PSA levels after treatment

Hi Worrypants1 . The last time you posted you were waiting for the results of the final scans and a meeting with the medical team to see what treatment was going to be offered. Can you update your profile as it looks as if your husband has been offered hormone therapy but I am confused by your comment about 'second and final' injection especially if he is not having or had some form of radical treatment. The perineural, cribriform and Gleason 8 all put your husband at a higher risk which usually means a longer term of HT and as the PSA is still at 7.5, but reduced from 10 after a monthly injection, then I think he might be put onto Bicalutamide again for a couple of weeks to prevent the testosterone flare and then given the correct 3 monthly injection. From your last posts you thought that HT/RT was the preferred route so the consequences of the 'mistake' is that the radiotherapy part might be delayed as it is usual to shrink the cancer before being offered it and they usually want to see a PSA below 1. These mistakes do occasionally happen, as can a failure in the administration of the injection/implant. The positive to take from this is that your husbands form of prostate cancer does seem to be hormone sensitive. 

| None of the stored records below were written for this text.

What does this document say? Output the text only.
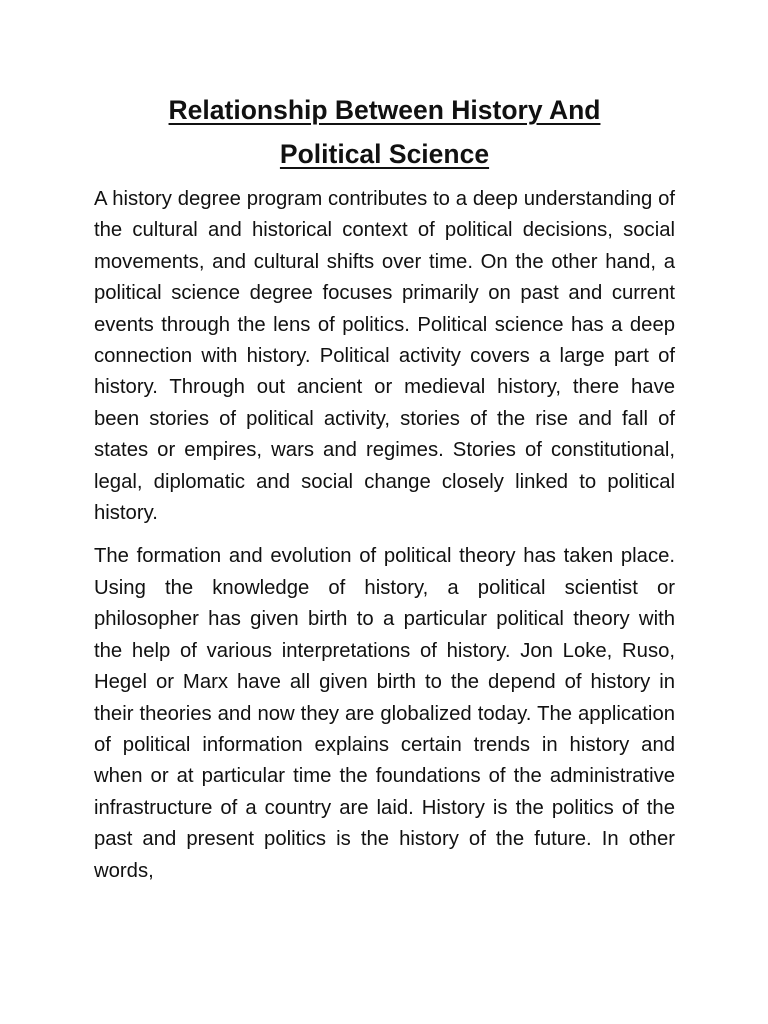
Relationship Between History And
Political Science

A history degree program contributes to a deep understanding of the cultural and historical context of political decisions, social movements, and cultural shifts over time. On the other hand, a political science degree focuses primarily on past and current events through the lens of politics. Political science has a deep connection with history. Political activity covers a large part of history. Through out ancient or medieval history, there have been stories of political activity, stories of the rise and fall of states or empires, wars and regimes. Stories of constitutional, legal, diplomatic and social change closely linked to political history.

The formation and evolution of political theory has taken place. Using the knowledge of history, a political scientist or philosopher has given birth to a particular political theory with the help of various interpretations of history. Jon Loke, Ruso, Hegel or Marx have all given birth to the depend of history in their theories and now they are globalized today. The application of political information explains certain trends in history and when or at particular time the foundations of the administrative infrastructure of a country are laid. History is the politics of the past and present politics is the history of the future. In other words,
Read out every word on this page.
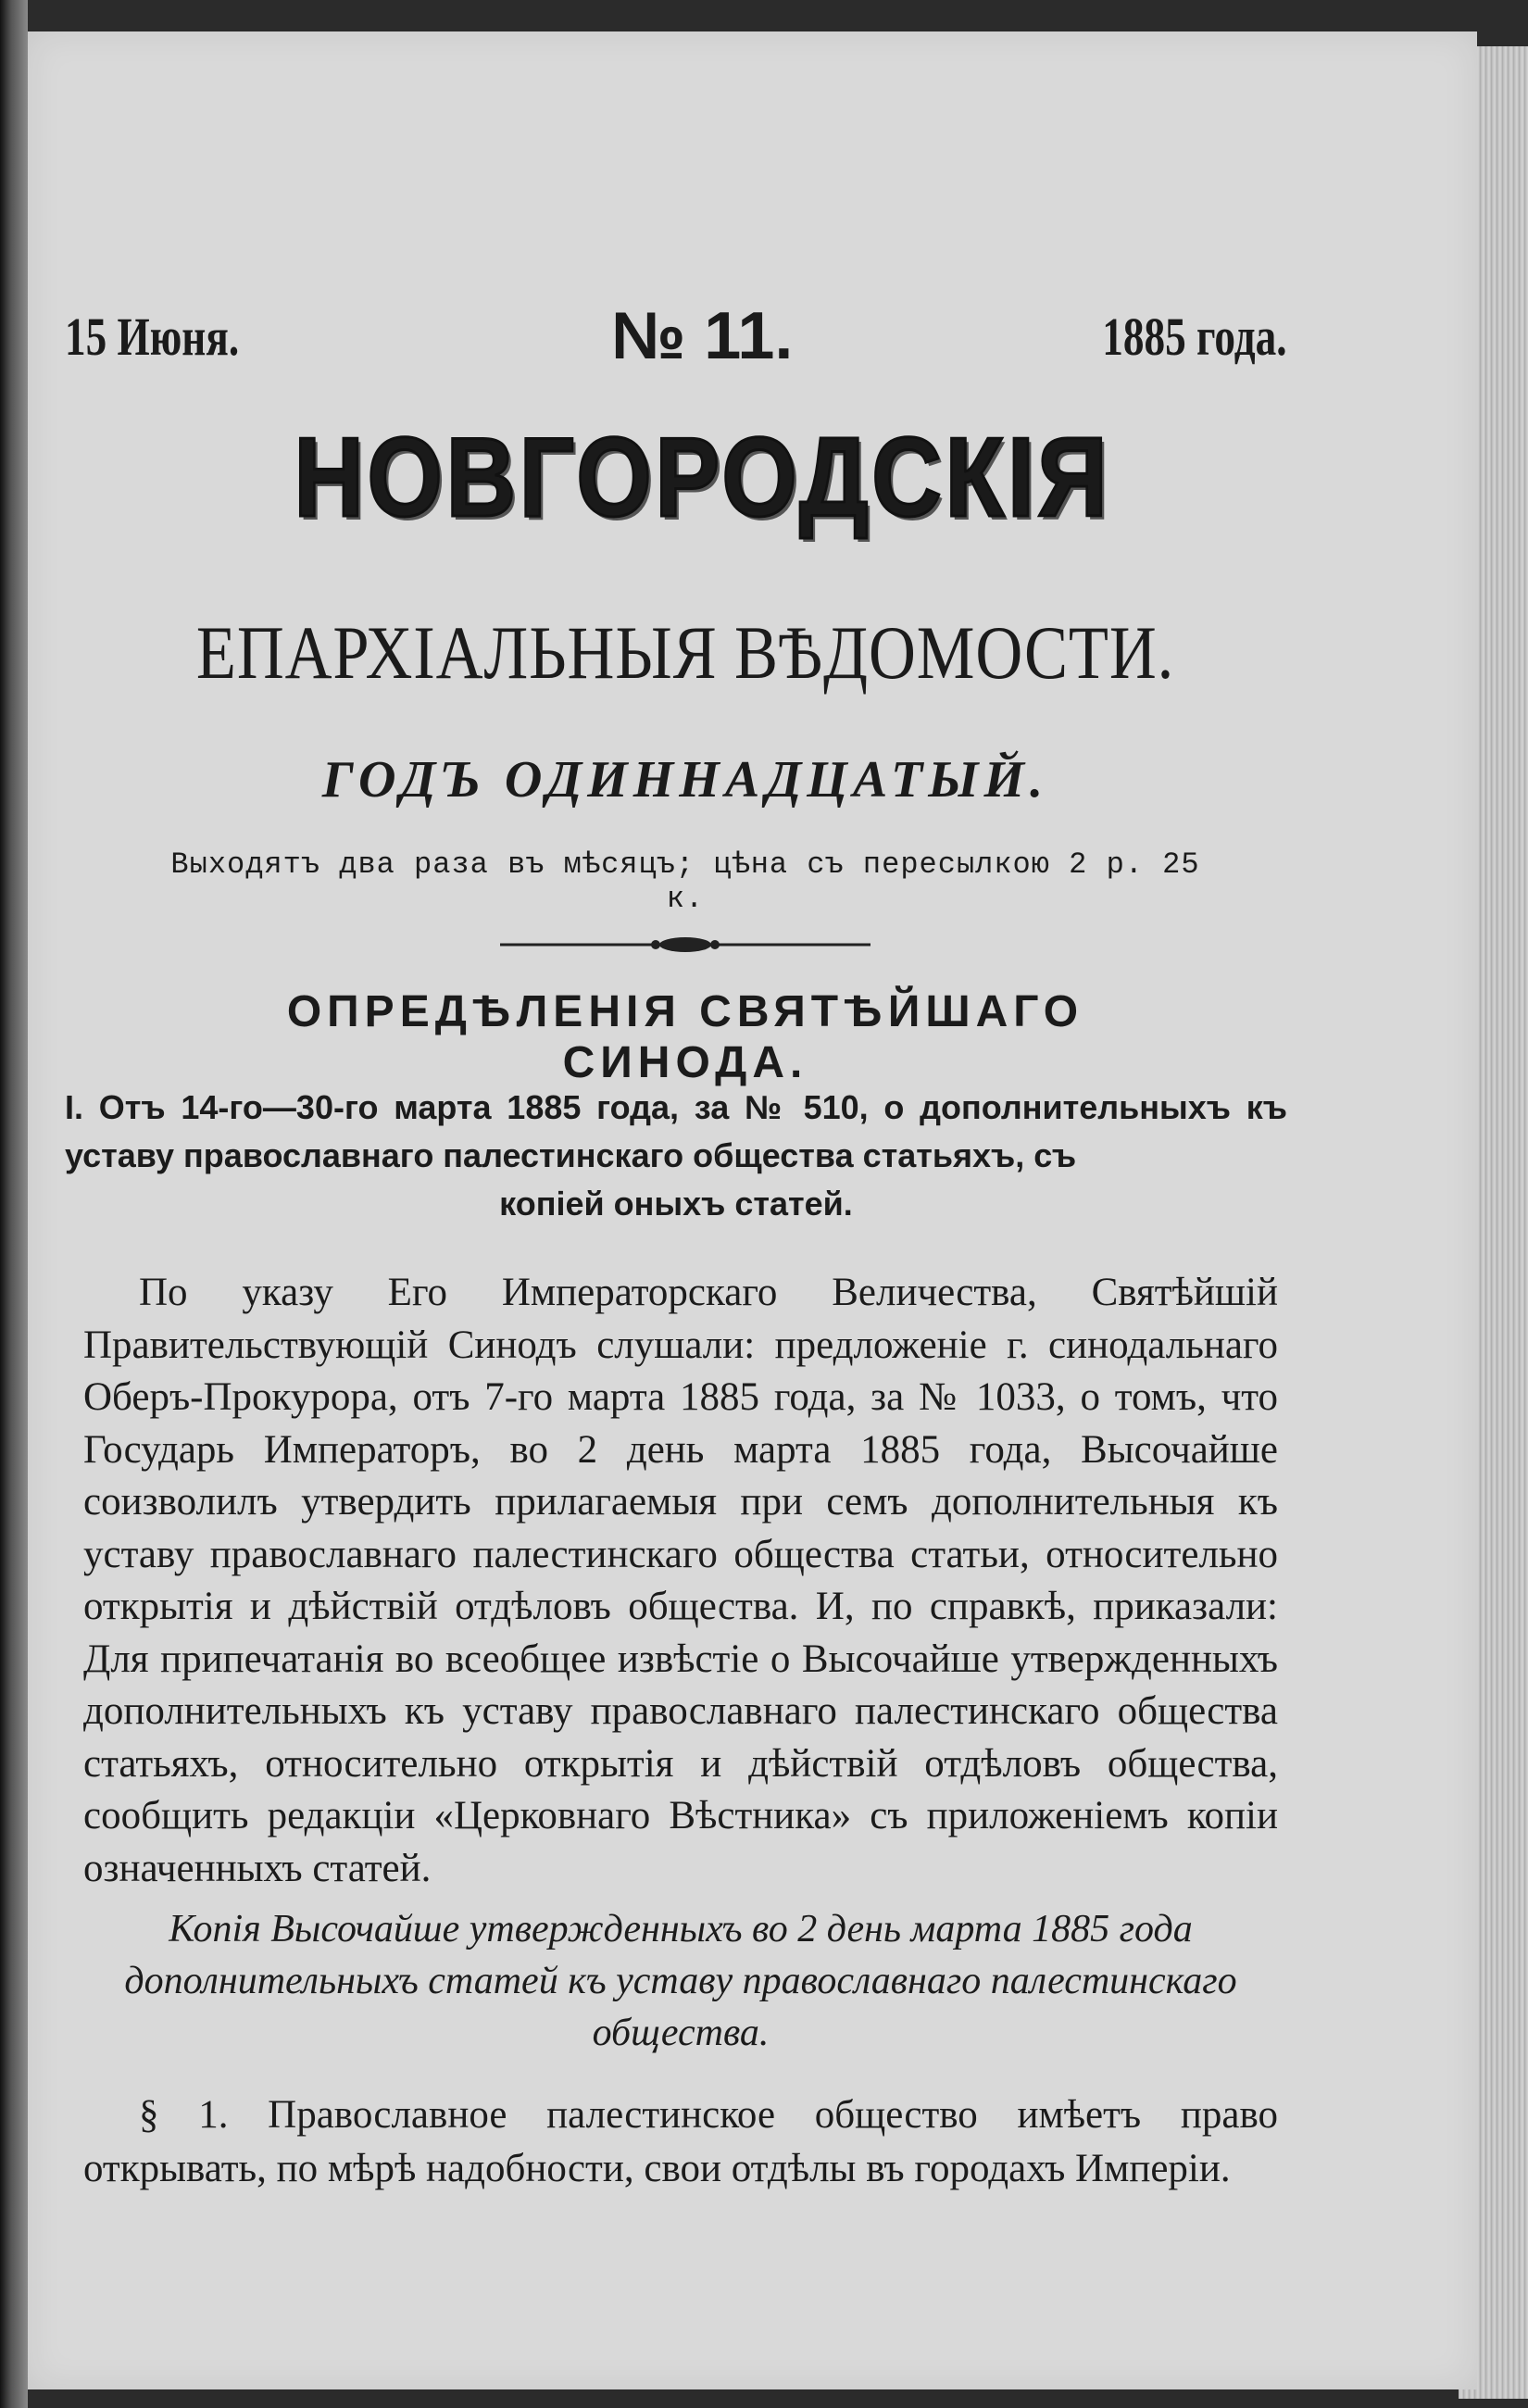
15 Июня.	№ 11.	1885 года.
НОВГОРОДСКІЯ
ЕПАРХІАЛЬНЫЯ ВѢДОМОСТИ.
ГОДЪ ОДИННАДЦАТЫЙ.
Выходятъ два раза въ мѣсяцъ; цѣна съ пересылкою 2 р. 25 к.
ОПРЕДѢЛЕНІЯ СВЯТѢЙШАГО СИНОДА.
I. Отъ 14-го—30-го марта 1885 года, за № 510, о дополнительныхъ къ уставу православнаго палестинскаго общества статьяхъ, съ
копіей оныхъ статей.

По указу Его Императорскаго Величества, Святѣйшій Правительствующій Синодъ слушали: предложеніе г. синодальнаго Оберъ-Прокурора, отъ 7-го марта 1885 года, за № 1033, о томъ, что Государь Императоръ, во 2 день марта 1885 года, Высочайше соизволилъ утвердить прилагаемыя при семъ дополнительныя къ уставу православнаго палестинскаго общества статьи, относительно открытія и дѣйствій отдѣловъ общества. И, по справкѣ, приказали: Для припечатанія во всеобщее извѣстіе о Высочайше утвержденныхъ дополнительныхъ къ уставу православнаго палестинскаго общества статьяхъ, относительно открытія и дѣйствій отдѣловъ общества, сообщить редакціи «Церковнаго Вѣстника» съ приложеніемъ копіи означенныхъ статей.

Копія Высочайше утвержденныхъ во 2 день марта 1885 года дополнительныхъ статей къ уставу православнаго палестинскаго общества.

§ 1. Православное палестинское общество имѣетъ право открывать, по мѣрѣ надобности, свои отдѣлы въ городахъ Имперіи.
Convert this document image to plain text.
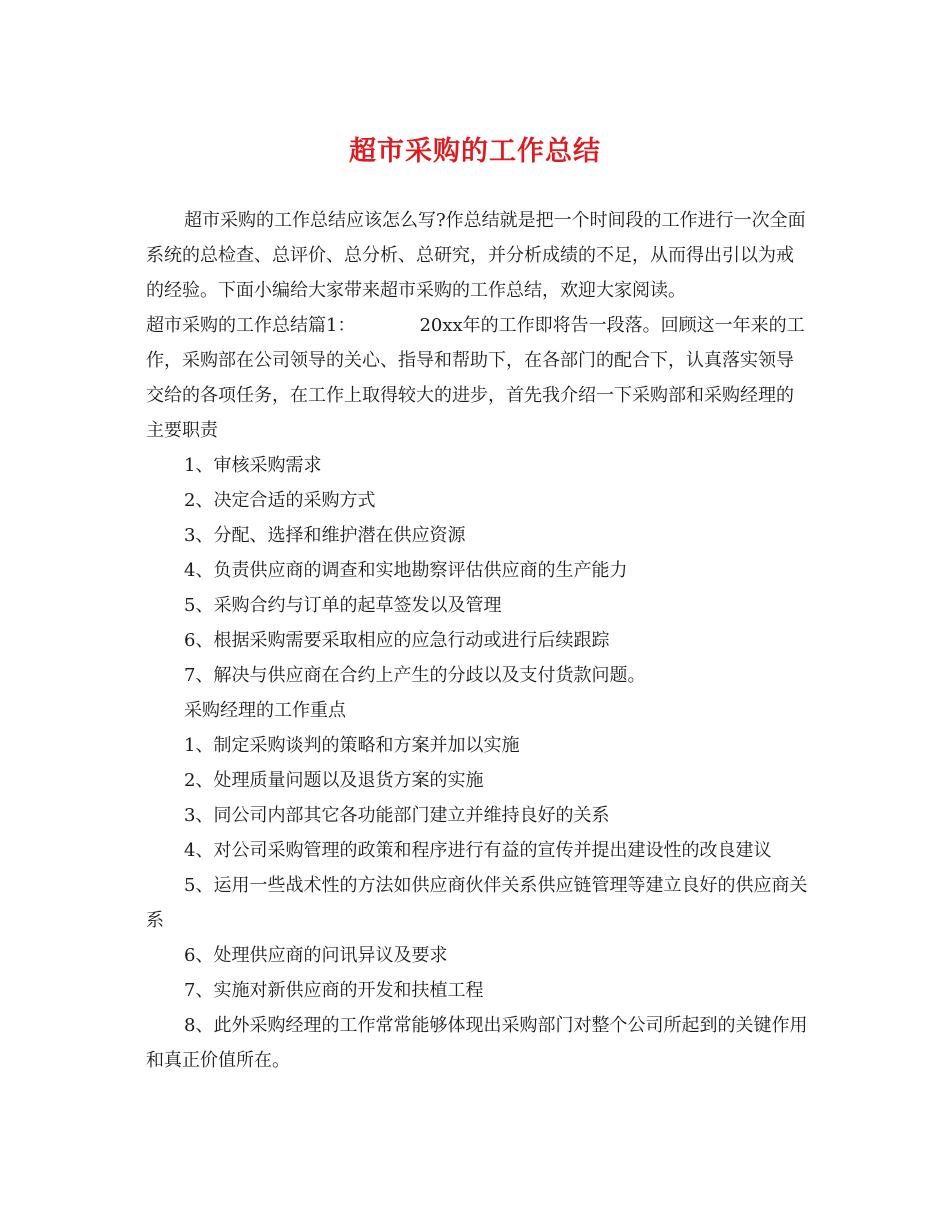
超市采购的工作总结

超市采购的工作总结应该怎么写?作总结就是把一个时间段的工作进行一次全面系统的总检查、总评价、总分析、总研究，并分析成绩的不足，从而得出引以为戒的经验。下面小编给大家带来超市采购的工作总结，欢迎大家阅读。

超市采购的工作总结篇1：	20xx年的工作即将告一段落。回顾这一年来的工作，采购部在公司领导的关心、指导和帮助下，在各部门的配合下，认真落实领导交给的各项任务，在工作上取得较大的进步，首先我介绍一下采购部和采购经理的主要职责

1、审核采购需求

2、决定合适的采购方式

3、分配、选择和维护潜在供应资源

4、负责供应商的调查和实地勘察评估供应商的生产能力

5、采购合约与订单的起草签发以及管理

6、根据采购需要采取相应的应急行动或进行后续跟踪

7、解决与供应商在合约上产生的分歧以及支付货款问题。

采购经理的工作重点

1、制定采购谈判的策略和方案并加以实施

2、处理质量问题以及退货方案的实施

3、同公司内部其它各功能部门建立并维持良好的关系

4、对公司采购管理的政策和程序进行有益的宣传并提出建设性的改良建议

5、运用一些战术性的方法如供应商伙伴关系供应链管理等建立良好的供应商关系

6、处理供应商的问讯异议及要求

7、实施对新供应商的开发和扶植工程

8、此外采购经理的工作常常能够体现出采购部门对整个公司所起到的关键作用和真正价值所在。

Let us know how you get on today and come back with any questions.

Hi Always hope,

My husband had radiotherapy which finished in August, which was combined with hormone treatment I e. Tablets before the radiotherapy, along with 2 hormone injections of 3 months doses, but, it came to light that his first dose given was only one months dose...which is why they did the blood test on Monday, found out Tuesday that the PSA isn't where it should be. The oncologist at the Christie had prescribed the dose, but, the nurse failed to follow the instructions, for reasons we don't know yet, there is an investigation currently to determine what went wrong. I am truly sorry for your husband's diagnosis and journey. Xx

Hello Worrypants1 

I am under The Christie and although I have completed my HT (I was on 6 monthly doses), the deal was I would request my GP to generate the prescription for HT, I would collect it from the chemist and take it with me to the GP's on injection day - I knew I was on the right dose as I could read the packet!! - It's called a "shared agreement". It worked well apart from me having to remind the GP to generate the prescription.

Best wishes - Brian.

Thank you Millibob,  we are just concerned about the potential impact on my husband's health, the specialist nurse at Christies was horrified, which is why she is speaking to the oncologist today ...cancer diagnosis is bad enough, without having to be subjected to avoidable stress. .. hope you're doing relatively well Brian.

Thank you again

Cx

*unavoidable stress  

That's good that he has had radiotherapy. Do you know if this was just to the prostate or was it to the whole pelvic area. The idea with the injections/implants is to give a more complete testosterone suppression whilst the radiotherapy is doing its job over the next 18+ months with the aim of having a better long term outcome. It is possible to have radiotherapy without hormone therapy and when the PSA is followed in this instance the drop in levels can be less dramatic. If your husband had his first injection in August or September and it was only for 1 month then it should be out of his system in about 2 months after having it so the drop in PSA you have seen is as a result of the radiotherapy.

Thank you again Always hope...yes, the radiotherapy without hormone treatment was discussed in a meeting with the oncologist before his treatment started, but, he said, it's not really an option in your case....just hope we hear something soon xx

I read your profile and this thread, and I can't work out what he had done, and when, and what his PSA profile has looked like during the process, which makes it difficult to comment. Was the second HT injection given? Did they check his PSA and Testosterone level before doing so? Did he have a second anti-flare course of Bicalutamide for the second HT injection? What's the timing of that 7.5 reading in relation to everything else.

Really need a timeline with treatments (including injections, PSA levels, Testosterone levels if they were measured, etc.

In the UK there is now a daily pill option: Orgovyx (Relugolix) but it only works well if your can be sure of taking it (the time for half of the drug to leave the body is 24 hrs).

It is new (to the UK) but does have a lot of favourable characteristics (better T suppression, reduced CVE risk, no T flare, faster T suppression (a few days) and recovery) if patient compliance is good. 

https://www.nice.org.uk/guidance/ta995/chapter/1-Recommendations 

I've been taking it for 7 months now and for me it is fantastic.

My urologist was against (too new), but both Oncologists I met were OK with it.  I was the first patient at my (quite large) hospital here in Belgium (approved Nov 2023) to take it.

I was a bit suspicious of the injections and how they last for so long and whether they were reliable (I didn't know how they worked at the time).
So I was happy to have the option of Orgovyx. 

From the NICE document:
"The list price for relugolix is £87.45 (excluding VAT; dictionary of medicines and devices, accessed August 2024) for a 30‑pack of 120‑mg tablets."

That's really cheap for one month (but I guess it is free on the NHS anyway), 170 Euro here (but free as well for everyone), $2300 in the US!